Because there is narrowing of the blood vessels leading to the intestines, people with mesenteric ischemia often have severe abdominal pain after eating. This is because after eating, the intestine requires more blood to digest food, and the narrowed arteries cannot supply the blood needed to the intestines, resulting in pain. Because of the pain, these patients often start eating less, and can come to the attention of a physician after a considerable weight loss.
Mesenteric ischemia can be diagnosed in a few different ways, but is most commonly diagnosed with either an ultrasound or a CT scan.
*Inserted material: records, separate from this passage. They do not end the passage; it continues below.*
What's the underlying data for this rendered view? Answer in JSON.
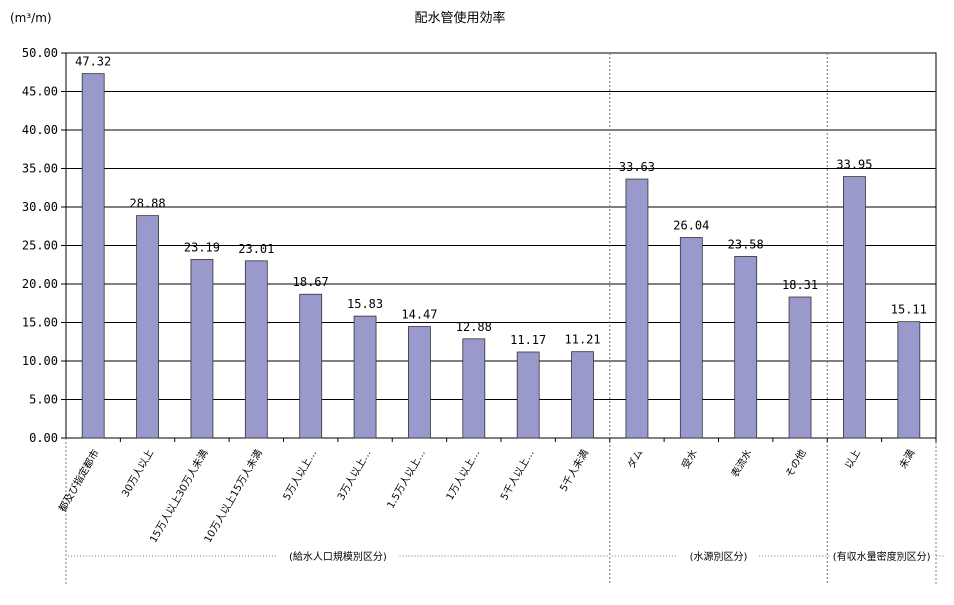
{
  "chart_data": {
    "type": "bar",
    "title": "配水管使用効率",
    "ylabel": "(m³/m)",
    "ylim": [
      0,
      50
    ],
    "yticks": [
      "0.00",
      "5.00",
      "10.00",
      "15.00",
      "20.00",
      "25.00",
      "30.00",
      "35.00",
      "40.00",
      "45.00",
      "50.00"
    ],
    "grid": true,
    "bar_color": "#9999cc",
    "categories": [
      "都及び指定都市",
      "30万人以上",
      "15万人以上30万人未満",
      "10万人以上15万人未満",
      "5万人以上…",
      "3万人以上…",
      "1.5万人以上…",
      "1万人以上…",
      "5千人以上…",
      "5千人未満",
      "ダム",
      "受水",
      "表流水",
      "その他",
      "以上",
      "未満"
    ],
    "values": [
      47.32,
      28.88,
      23.19,
      23.01,
      18.67,
      15.83,
      14.47,
      12.88,
      11.17,
      11.21,
      33.63,
      26.04,
      23.58,
      18.31,
      33.95,
      15.11
    ],
    "value_labels": [
      "47.32",
      "28.88",
      "23.19",
      "23.01",
      "18.67",
      "15.83",
      "14.47",
      "12.88",
      "11.17",
      "11.21",
      "33.63",
      "26.04",
      "23.58",
      "18.31",
      "33.95",
      "15.11"
    ],
    "groups": [
      {
        "label": "(給水人口規模別区分)",
        "count": 10
      },
      {
        "label": "(水源別区分)",
        "count": 4
      },
      {
        "label": "(有収水量密度別区分)",
        "count": 2
      }
    ]
  }
}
Just like with other vascular beds, the ultrasound can diagnose narrowings in the blood vessels leading to the intestines by measuring the flow patterns and velocities of the blood. CT scans, on the other hand, are useful because they show a direct picture of the narrowed blood vessels.
Mesenteric artery stenosis and mesenteric ischemia is most often treated with endovascular stenting. This is a minimally invasive technique which usually involves a small puncture in an artery in the arm or groin. The surgeon then is able to carefully direct a stent into the precise area where the artery narrows. The stent is expanded using a balloon. The balloon is then withdrawn, leaving the stent in place. In this way, blood is able to flow easily into the arteries of the intestines, and the patient often experiences dramatic relief of their symptoms.